Komatsu has designed the WX04 and WX07 for maximum productivity, with the WX07 a forerunner of a new breed of LHDs using improved chassis, power train and operator cabin environment.

Large capacity fuel tanks – 243 litres in the case of the WX07 – allows longer operational cycles between refuelling, while the cabin access, visibility and ergonomics have been optimised. Critical service points have been placed at ground level to minimise the need for technicians to climb or use ladders to reach key areas, the company said.

A new more efficient bucket design enables greater penetration into a load pile for fast bucket filling.

The Komatsu WX04 delivers 97 kW and the WX07 delivers 160 kW.

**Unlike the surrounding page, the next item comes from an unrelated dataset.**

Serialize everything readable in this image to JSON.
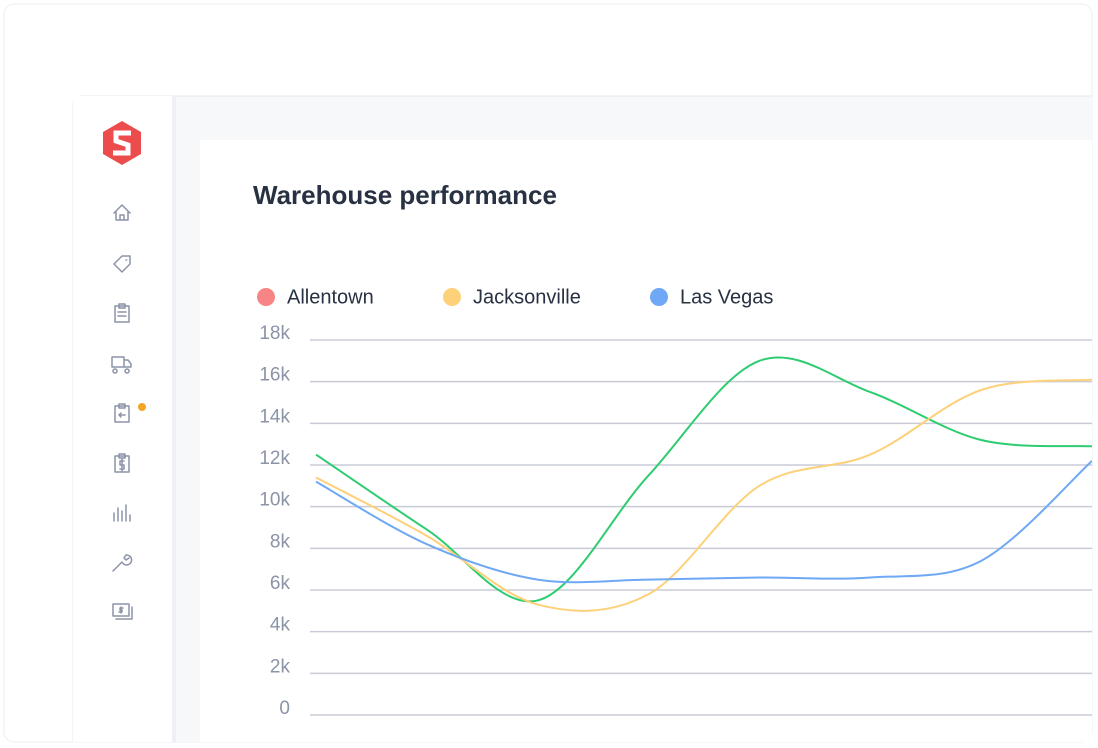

Komatsu says it range of hard-rock mining machines establishes new standards of strength and durability.

“In developing our machines, we have been specific in providing protection for critical structural components, linkages and joints,” Foale said. “Reliability has been a paramount consideration in the design of long-life moving parts.

“In the case of our hybrid drive machines, there are no commutators, brushes or rotor windings to replace, and our wiring systems are double insulated.”